Desde o início da ofensiva militar liderada pelos Estados Unidos e Israel em 28 de fevereiro, o Irã tem enfrentado uma devastação significativa em sua infraestrutura de saúde. O Crescente Vermelho iraniano informou que mais de 280 unidades de saúde, incluindo hospitais, clínicas e farmácias, foram atingidas, além de 94 ambulâncias.
O presidente do Crescente Vermelho, Pirhossein Kolivand, destacou que mais de 82 mil infraestruturas civis foram danificadas ou destruídas pelos bombardeios. Entre os alvos atingidos estão 17 centros da própria entidade e dezenas de veículos de resgate.
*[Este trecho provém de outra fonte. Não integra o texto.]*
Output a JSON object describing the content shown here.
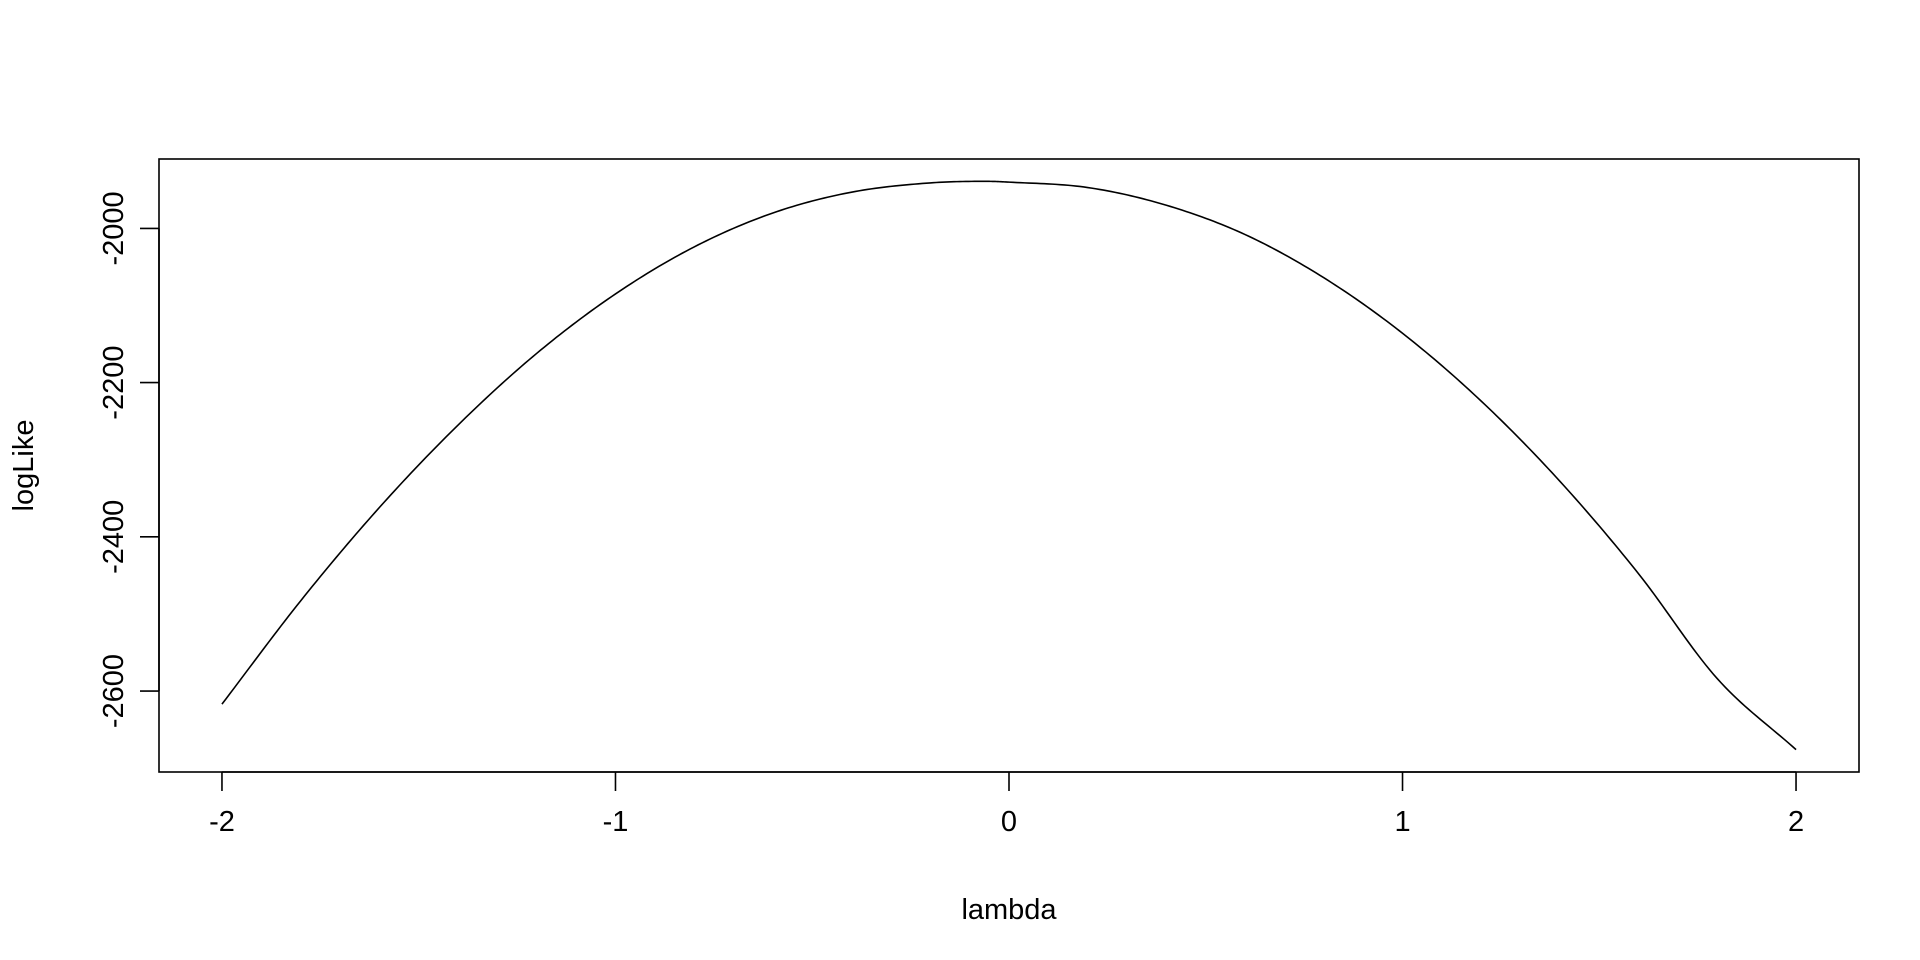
{
  "chart_data": {
    "type": "line",
    "title": "",
    "xlabel": "lambda",
    "ylabel": "logLike",
    "xlim": [
      -2.16,
      2.16
    ],
    "ylim": [
      -2705,
      -1910
    ],
    "x_ticks": [
      -2,
      -1,
      0,
      1,
      2
    ],
    "x_tick_labels": [
      "-2",
      "-1",
      "0",
      "1",
      "2"
    ],
    "y_ticks": [
      -2000,
      -2200,
      -2400,
      -2600
    ],
    "y_tick_labels": [
      "-2000",
      "-2200",
      "-2400",
      "-2600"
    ],
    "grid": false,
    "legend": "none",
    "line_color": "#000000",
    "series": [
      {
        "x": [
          -2.0,
          -1.8,
          -1.6,
          -1.4,
          -1.2,
          -1.0,
          -0.8,
          -0.6,
          -0.4,
          -0.2,
          -0.05,
          0.0,
          0.2,
          0.4,
          0.6,
          0.8,
          1.0,
          1.2,
          1.4,
          1.6,
          1.8,
          2.0
        ],
        "values": [
          -2617,
          -2483,
          -2362,
          -2255,
          -2162,
          -2085,
          -2024,
          -1980,
          -1953,
          -1941,
          -1939,
          -1940,
          -1947,
          -1970,
          -2008,
          -2064,
          -2136,
          -2224,
          -2328,
          -2448,
          -2584,
          -2676
        ]
      }
    ]
  }
}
As estimativas sobre o número de mortos variam consideravelmente. Autoridades iranianas afirmam que mais de 1.500 pessoas perderam a vida desde o início da ofensiva, enquanto a organização Human Rights Activists in Iran sugere que o total de vítimas fatais pode ultrapassar 3.000.
O conflito teve início com ataques coordenados contra o território iraniano, e desde então, o Irã tem retaliado com lançamentos de mísseis e drones direcionados a Israel e outros alvos estratégicos na região. Além disso, o país mantém o bloqueio do Estreito de Ormuz, uma rota crucial para o transporte de cerca de 20% do petróleo mundial.